通信機能においては、従来のBluetoothからWifi対応に変更。これにより、デバイス最適化のためのネットプロファイラー、インクフォーミュレーション、印刷品質管理「カラーサート」、デジタルカラーコミュニケーション「パントンライブ」、デバイスパフォーマンス管理サービス「エックスライト リンク」など豊富なソフトウェアやライブラリと同時に利用できる。また、Japan Color、G7やPSOをサポートしており、品質基準を従来比で17%速く達成することができる。
印刷立ち合いの効率化やBCP対策にも効果
コロナ禍では、感染拡大防止の観点から印刷立ち合いなど、クライアントと印刷会社における色に関する情報共有の場が失われていったという。しかし、「eXact 2」を活用することで、クライアントと印刷会社の双方で場所や時間を気にすることなく安心・完全で正しい数値でのリモートコミュニケーションも可能となる。

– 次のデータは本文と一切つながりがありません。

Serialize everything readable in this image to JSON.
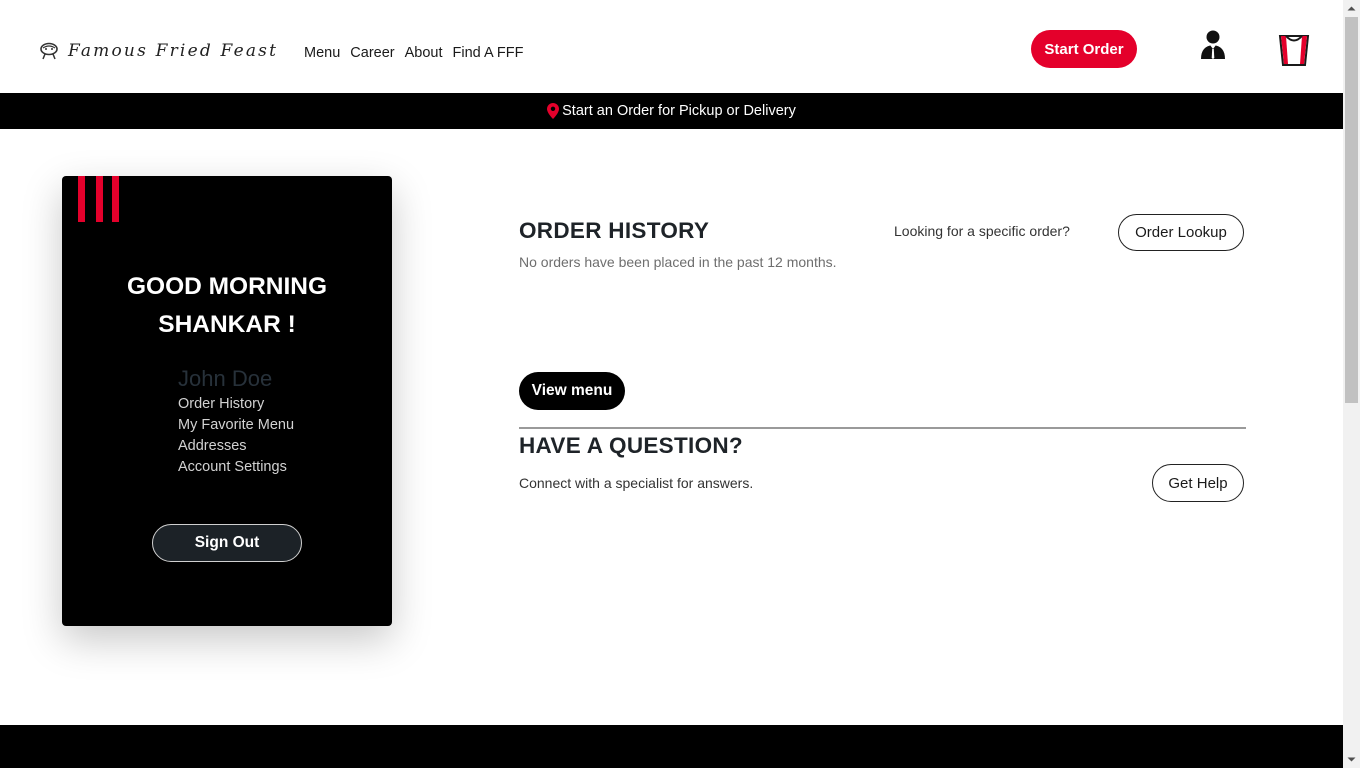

川守田氏は、「印刷現場での使いやすさを追求するだけでなく、クライアントに対しても抵抗なく利用してもらえるような改善に努めている。今後は、クライアントと印刷会社がeXact 2を介してコミュニケーションをとることで、より効率的な運用が可能となるはず。日本国内においては、自然災害などにより印刷工場の生産が停止してしまうこともある。そのような場合でも色をデータとしてeXact 2で管理していれば、協力会社で委託生産してもらうことも可能となる。これによりクライアントも安心して発注することができる」と、今後は、印刷立ち合いの効率化やBCP対策のツールとしての活用を視野に提案していくという。
各社の課題解決に向けた最適運用を提案
このほかにもアミ点の形や見当を拡大表示し、確認・保存できるデジタルルーペ機能や、組み込まれたスキャニングシステムで、カラーバーのパッチを一挙に高速測定するビルトインスキャニング機能など、様々な新機能が追加搭載された「eXact 2」であるが、川守田氏は「色に関する課題は、各社によって異なる。そのためeXact 2の運用については、どう活用するかが一番重要である」と語る。そのため4年ぶりに開催される「IGAS2022」では、新機能の特徴だけでなく、その機能でどんな問題を解決できるのか、といった観点から訴求していく方針だ。
川守田氏は、「IGAS2022では、どんな小さな課題や疑問でも遠慮なく相談してほしい」と、カタログスペックだけにとらわれず、個々の企業に最適な提案を行っていくとしている。